As a person who may not be looking at a specific sport here are some things I think are important to look at when considering someone.
-What are their qualifications? Do their personal dogs seem well trained? Have they titled dogs in any sports or conformation? How long have they been working with dogs? What is their training background? How much experience do they have training dogs?
****While having titled dogs is not a requirement for teaching the basics, if this person has done nothing with their dogs - how do you know they are capable of training your dog? A title essentially shows that the person was capable and willing of putting the work in to train their dog for something specific. It is a way to show the effort that they have put in in training the dog.
-What breeds do they have experience working with?
****You want to find someone who has experience with multiple dog breeds, also someone who sees dogs as individuals and doesn't approach every dog the same. Not every dog thinks the same way.
-What methods do they use?
****Be clear in what your intentions are. Does this trainer use aversives such a prong collars, choke chains, or leash corrections? Does this trainer use a clicker? Does this trainer use positive reinforcement only? I strongly encourage researching various training methods to decide what you think is best for your dog.
-Can you audit a private session or class?
****You should be able to watch this trainer train to decide if they would be a good match for you and your dog.

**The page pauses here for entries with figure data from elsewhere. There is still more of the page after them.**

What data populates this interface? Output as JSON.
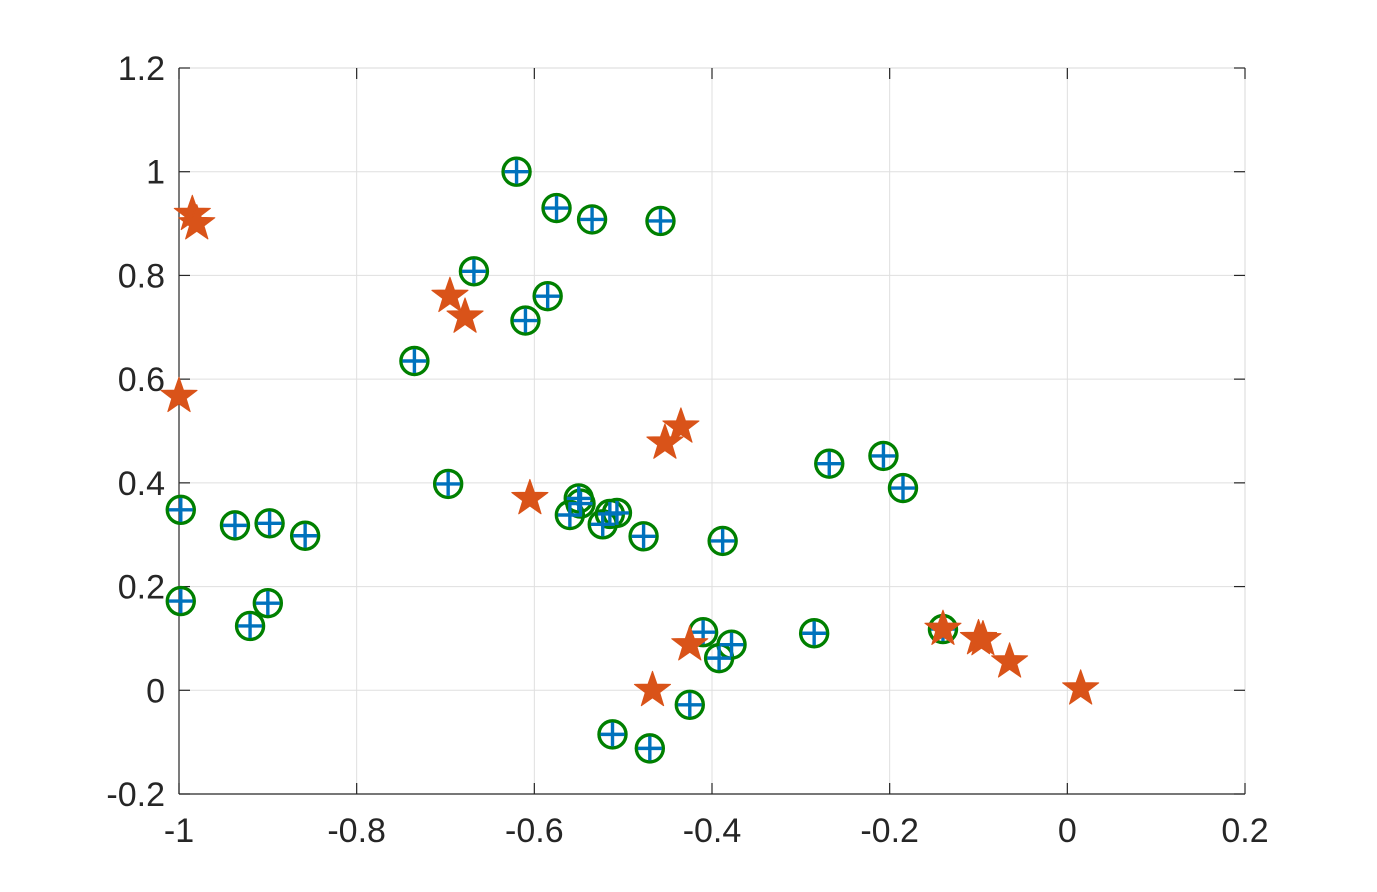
{
  "chart_data": {
    "type": "scatter",
    "title": "",
    "xlabel": "",
    "ylabel": "",
    "xlim": [
      -1,
      0.2
    ],
    "ylim": [
      -0.2,
      1.2
    ],
    "grid": true,
    "xticks": [
      {
        "value": -1,
        "label": "-1"
      },
      {
        "value": -0.8,
        "label": "-0.8"
      },
      {
        "value": -0.6,
        "label": "-0.6"
      },
      {
        "value": -0.4,
        "label": "-0.4"
      },
      {
        "value": -0.2,
        "label": "-0.2"
      },
      {
        "value": 0,
        "label": "0"
      },
      {
        "value": 0.2,
        "label": "0.2"
      }
    ],
    "yticks": [
      {
        "value": -0.2,
        "label": "-0.2"
      },
      {
        "value": 0,
        "label": "0"
      },
      {
        "value": 0.2,
        "label": "0.2"
      },
      {
        "value": 0.4,
        "label": "0.4"
      },
      {
        "value": 0.6,
        "label": "0.6"
      },
      {
        "value": 0.8,
        "label": "0.8"
      },
      {
        "value": 1,
        "label": "1"
      },
      {
        "value": 1.2,
        "label": "1.2"
      }
    ],
    "series": [
      {
        "marker": "circle",
        "color": "#008000",
        "points": [
          [
            -0.62,
            1.0
          ],
          [
            -0.575,
            0.93
          ],
          [
            -0.535,
            0.908
          ],
          [
            -0.458,
            0.905
          ],
          [
            -0.668,
            0.808
          ],
          [
            -0.585,
            0.76
          ],
          [
            -0.61,
            0.713
          ],
          [
            -0.735,
            0.635
          ],
          [
            -0.697,
            0.398
          ],
          [
            -0.55,
            0.37
          ],
          [
            -0.548,
            0.36
          ],
          [
            -0.56,
            0.338
          ],
          [
            -0.523,
            0.32
          ],
          [
            -0.515,
            0.34
          ],
          [
            -0.507,
            0.342
          ],
          [
            -0.477,
            0.297
          ],
          [
            -0.388,
            0.288
          ],
          [
            -0.268,
            0.437
          ],
          [
            -0.207,
            0.452
          ],
          [
            -0.185,
            0.39
          ],
          [
            -0.998,
            0.348
          ],
          [
            -0.937,
            0.318
          ],
          [
            -0.898,
            0.322
          ],
          [
            -0.858,
            0.298
          ],
          [
            -0.998,
            0.172
          ],
          [
            -0.92,
            0.124
          ],
          [
            -0.9,
            0.168
          ],
          [
            -0.41,
            0.112
          ],
          [
            -0.378,
            0.088
          ],
          [
            -0.392,
            0.062
          ],
          [
            -0.285,
            0.11
          ],
          [
            -0.14,
            0.118
          ],
          [
            -0.425,
            -0.028
          ],
          [
            -0.512,
            -0.085
          ],
          [
            -0.47,
            -0.112
          ]
        ]
      },
      {
        "marker": "plus",
        "color": "#0072BD",
        "points": [
          [
            -0.62,
            1.0
          ],
          [
            -0.575,
            0.93
          ],
          [
            -0.535,
            0.908
          ],
          [
            -0.458,
            0.905
          ],
          [
            -0.668,
            0.808
          ],
          [
            -0.585,
            0.76
          ],
          [
            -0.61,
            0.713
          ],
          [
            -0.735,
            0.635
          ],
          [
            -0.697,
            0.398
          ],
          [
            -0.55,
            0.37
          ],
          [
            -0.548,
            0.36
          ],
          [
            -0.56,
            0.338
          ],
          [
            -0.523,
            0.32
          ],
          [
            -0.515,
            0.34
          ],
          [
            -0.507,
            0.342
          ],
          [
            -0.477,
            0.297
          ],
          [
            -0.388,
            0.288
          ],
          [
            -0.268,
            0.437
          ],
          [
            -0.207,
            0.452
          ],
          [
            -0.185,
            0.39
          ],
          [
            -0.998,
            0.348
          ],
          [
            -0.937,
            0.318
          ],
          [
            -0.898,
            0.322
          ],
          [
            -0.858,
            0.298
          ],
          [
            -0.998,
            0.172
          ],
          [
            -0.92,
            0.124
          ],
          [
            -0.9,
            0.168
          ],
          [
            -0.41,
            0.112
          ],
          [
            -0.378,
            0.088
          ],
          [
            -0.392,
            0.062
          ],
          [
            -0.285,
            0.11
          ],
          [
            -0.14,
            0.118
          ],
          [
            -0.425,
            -0.028
          ],
          [
            -0.512,
            -0.085
          ],
          [
            -0.47,
            -0.112
          ]
        ]
      },
      {
        "marker": "star",
        "color": "#D95319",
        "points": [
          [
            -0.985,
            0.918
          ],
          [
            -0.98,
            0.9
          ],
          [
            -0.695,
            0.76
          ],
          [
            -0.678,
            0.72
          ],
          [
            -1.0,
            0.567
          ],
          [
            -0.435,
            0.508
          ],
          [
            -0.453,
            0.477
          ],
          [
            -0.605,
            0.37
          ],
          [
            -0.14,
            0.118
          ],
          [
            -0.1,
            0.1
          ],
          [
            -0.095,
            0.098
          ],
          [
            -0.065,
            0.055
          ],
          [
            0.015,
            0.003
          ],
          [
            -0.467,
            0.0
          ],
          [
            -0.425,
            0.088
          ]
        ]
      }
    ]
  }
}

-Talk to people! Meet with various trainers, talk to them about your dog and what you are looking for. You don't have to settle with just one person, interview several and then decide who might be the best match for both you and the dog.

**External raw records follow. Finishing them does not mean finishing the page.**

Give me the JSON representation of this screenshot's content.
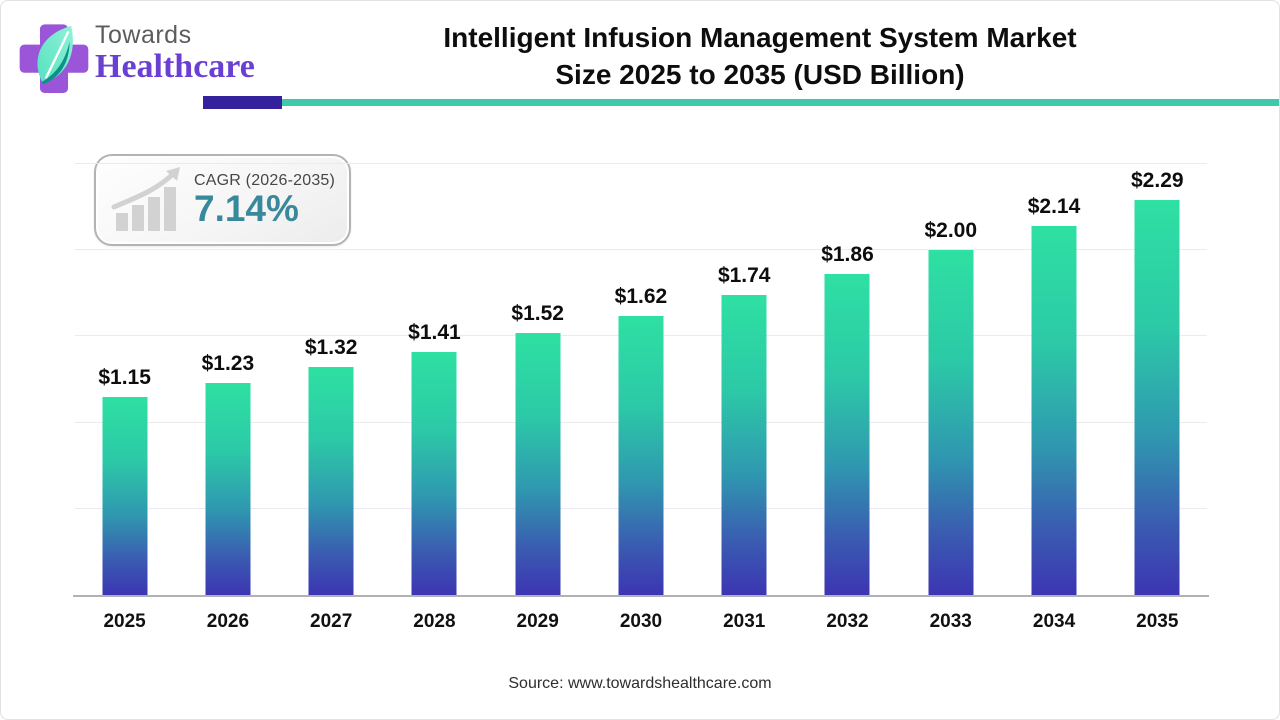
{
  "brand": {
    "towards": "Towards",
    "healthcare": "Healthcare"
  },
  "header": {
    "title_line1": "Intelligent Infusion Management System Market",
    "title_line2": "Size 2025 to 2035 (USD Billion)"
  },
  "cagr_badge": {
    "label": "CAGR (2026-2035)",
    "value": "7.14%"
  },
  "source": "Source: www.towardshealthcare.com",
  "colors": {
    "bar_top": "#2ee0a2",
    "bar_bottom": "#3c35b2",
    "rule_purple": "#34219c",
    "rule_teal": "#3fc9ab",
    "cagr_value": "#38899b",
    "logo_purple": "#9a55d8",
    "logo_text_purple": "#6a3fd4",
    "title_text": "#0d0d0d"
  },
  "chart_data": {
    "type": "bar",
    "title": "Intelligent Infusion Management System Market Size 2025 to 2035 (USD Billion)",
    "categories": [
      "2025",
      "2026",
      "2027",
      "2028",
      "2029",
      "2030",
      "2031",
      "2032",
      "2033",
      "2034",
      "2035"
    ],
    "values": [
      1.15,
      1.23,
      1.32,
      1.41,
      1.52,
      1.62,
      1.74,
      1.86,
      2.0,
      2.14,
      2.29
    ],
    "value_labels": [
      "$1.15",
      "$1.23",
      "$1.32",
      "$1.41",
      "$1.52",
      "$1.62",
      "$1.74",
      "$1.86",
      "$2.00",
      "$2.14",
      "$2.29"
    ],
    "xlabel": "",
    "ylabel": "USD Billion",
    "ylim": [
      0,
      2.5
    ],
    "gridline_step": 0.5,
    "grid": true,
    "legend": "none",
    "bar_gradient": [
      "#2ee0a2",
      "#3c35b2"
    ]
  }
}
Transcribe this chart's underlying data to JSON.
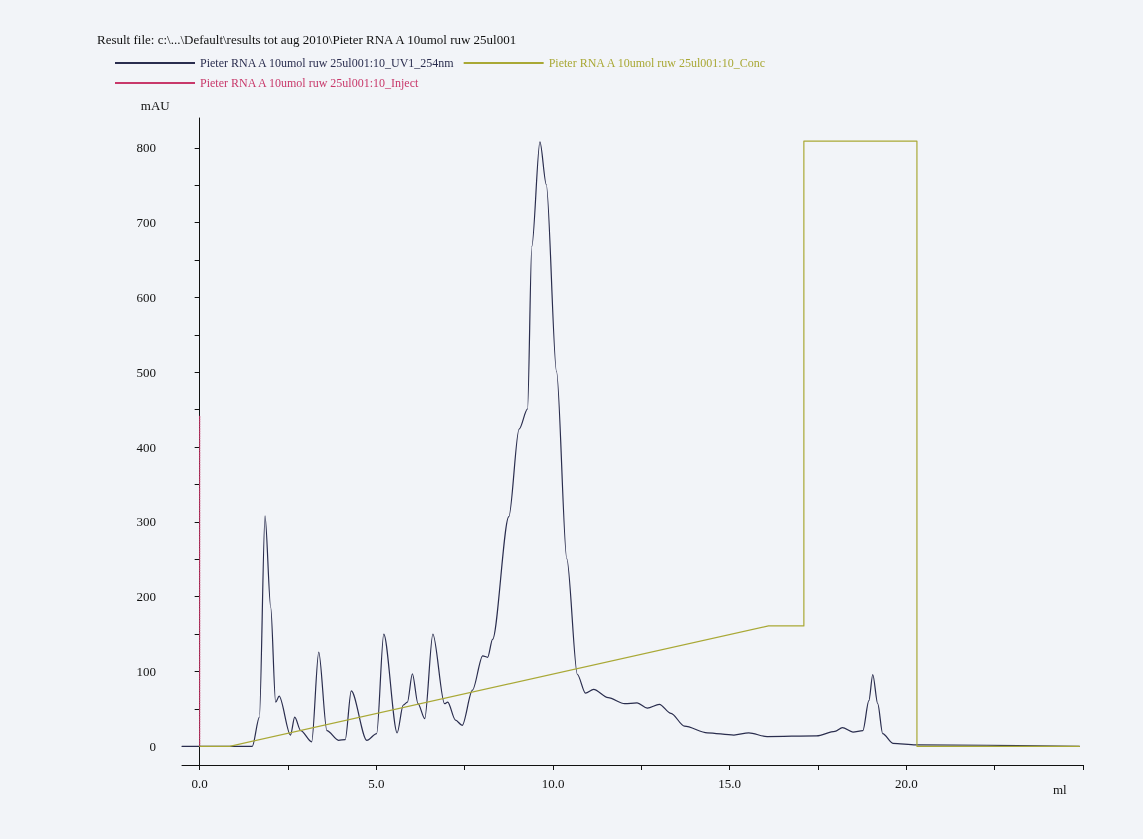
{
  "chart_data": {
    "type": "line",
    "title": "Result file: c:\\...\\Default\\results tot aug 2010\\Pieter RNA A 10umol ruw 25ul001",
    "xlabel": "ml",
    "ylabel": "mAU",
    "xlim": [
      -0.5,
      25
    ],
    "xticks": [
      {
        "value": 0,
        "label": "0.0"
      },
      {
        "value": 2.5,
        "label": null
      },
      {
        "value": 5,
        "label": "5.0"
      },
      {
        "value": 7.5,
        "label": null
      },
      {
        "value": 10,
        "label": "10.0"
      },
      {
        "value": 12.5,
        "label": null
      },
      {
        "value": 15,
        "label": "15.0"
      },
      {
        "value": 17.5,
        "label": null
      },
      {
        "value": 20,
        "label": "20.0"
      },
      {
        "value": 22.5,
        "label": null
      },
      {
        "value": 25,
        "label": null
      }
    ],
    "ylim": [
      -25,
      840
    ],
    "yticks": [
      0,
      {
        "value": 50,
        "label": null
      },
      100,
      {
        "value": 150,
        "label": null
      },
      200,
      {
        "value": 250,
        "label": null
      },
      300,
      {
        "value": 350,
        "label": null
      },
      400,
      {
        "value": 450,
        "label": null
      },
      500,
      {
        "value": 550,
        "label": null
      },
      600,
      {
        "value": 650,
        "label": null
      },
      700,
      {
        "value": 750,
        "label": null
      },
      800
    ],
    "legend": "top",
    "marker": "none",
    "line_style": "solid",
    "series": [
      {
        "name": "Pieter RNA A 10umol ruw 25ul001:10_UV1_254nm",
        "color": "#2a2d4e",
        "x": [
          -0.5,
          1.49,
          1.69,
          1.85,
          2.01,
          2.15,
          2.25,
          2.57,
          2.69,
          2.86,
          3.17,
          3.37,
          3.6,
          3.93,
          4.12,
          4.29,
          4.73,
          5.01,
          5.21,
          5.59,
          5.76,
          5.88,
          6.02,
          6.18,
          6.37,
          6.6,
          6.93,
          7.02,
          7.24,
          7.43,
          7.72,
          8.01,
          8.15,
          8.29,
          8.75,
          9.04,
          9.28,
          9.4,
          9.63,
          9.81,
          10.1,
          10.39,
          10.69,
          10.92,
          11.15,
          11.56,
          12.03,
          12.38,
          12.67,
          13.01,
          13.34,
          13.72,
          14.37,
          15.12,
          15.54,
          16.06,
          17.46,
          17.98,
          18.19,
          18.49,
          18.77,
          18.94,
          19.05,
          19.19,
          19.33,
          19.62,
          20.27,
          24.9
        ],
        "values": [
          0,
          0,
          39,
          308,
          186,
          59,
          67,
          15,
          39,
          21,
          6,
          126,
          21,
          8,
          9,
          74,
          8,
          17,
          150,
          18,
          55,
          59,
          97,
          57,
          37,
          150,
          57,
          59,
          35,
          28,
          75,
          121,
          119,
          143,
          307,
          424,
          451,
          668,
          808,
          751,
          501,
          251,
          96,
          71,
          76,
          65,
          57,
          58,
          51,
          56,
          44,
          27,
          18,
          15,
          18,
          13,
          14,
          20,
          25,
          19,
          21,
          61,
          96,
          57,
          17,
          4,
          2,
          0
        ]
      },
      {
        "name": "Pieter RNA A 10umol ruw 25ul001:10_Conc",
        "color": "#a9a835",
        "x": [
          0,
          0.85,
          16.1,
          17.1,
          17.1,
          20.3,
          20.3,
          24.9
        ],
        "values": [
          0,
          0,
          161,
          161,
          809,
          809,
          0,
          0
        ]
      },
      {
        "name": "Pieter RNA A 10umol ruw 25ul001:10_Inject",
        "color": "#c8386a",
        "line_style": "dotted",
        "x": [
          0,
          0
        ],
        "values": [
          0,
          441
        ]
      }
    ]
  }
}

As I said previously, what we all seek in trainers is dependent on the individual and what they need.
At this point in time, you do not have to have any special qualifications to become a dog trainer. There are schools: Starmark Academy, National k9 School for dog trainers, Florida Dog Trainer[E-collar], Animal Behavior College just to name a few. There is also certification via CCPDT. However nothing is required and anyone can claim to be a dog trainer. As a dog owner it is our responsibility to research and advocate for our pets.
****Experience is more important to me than a piece of a paper. Many trainers have years of experience under their belt but have not gotten any special certifications. I wouldn't rely on a piece of paper to determine whether or not a trainer is a good one.
I would not recommend any type of "boot camp" or training where you leave the dog with the trainer for X weeks. While it's great to send your dog off for training, YOU need to be there to learn how to train YOUR dog! Not to mention you don't know how they are treating your dog if you are not there seeing the dog daily. An exception would be a place that boards & trains, while having you as the owner out multiple times a week to learn how to work your own dog. Overall I just don't think that type of training is necessary, you are better off scheduling a private lesson once a week so you can work one on one with the trainer to learn how to teach your dog specific behaviors.
In closing, for the goals I have personally I would not seek out a trainer who did not have titled dogs. Often times the trainers I recommend to people are active in the dog world, they either do obedience or they show in conformation as well as various other dog sports. Especially for training basics I feel an obedience instructor, or someone who competes in obedience, is more than capable of teaching basic commands because obedience as a sport is just an extension of the basics - sit, down, heel, stay etc.
I hope this is somewhat helpful. I didn't want to get into it too deeply but hopefully this gives you a place to start when looking for a trainer!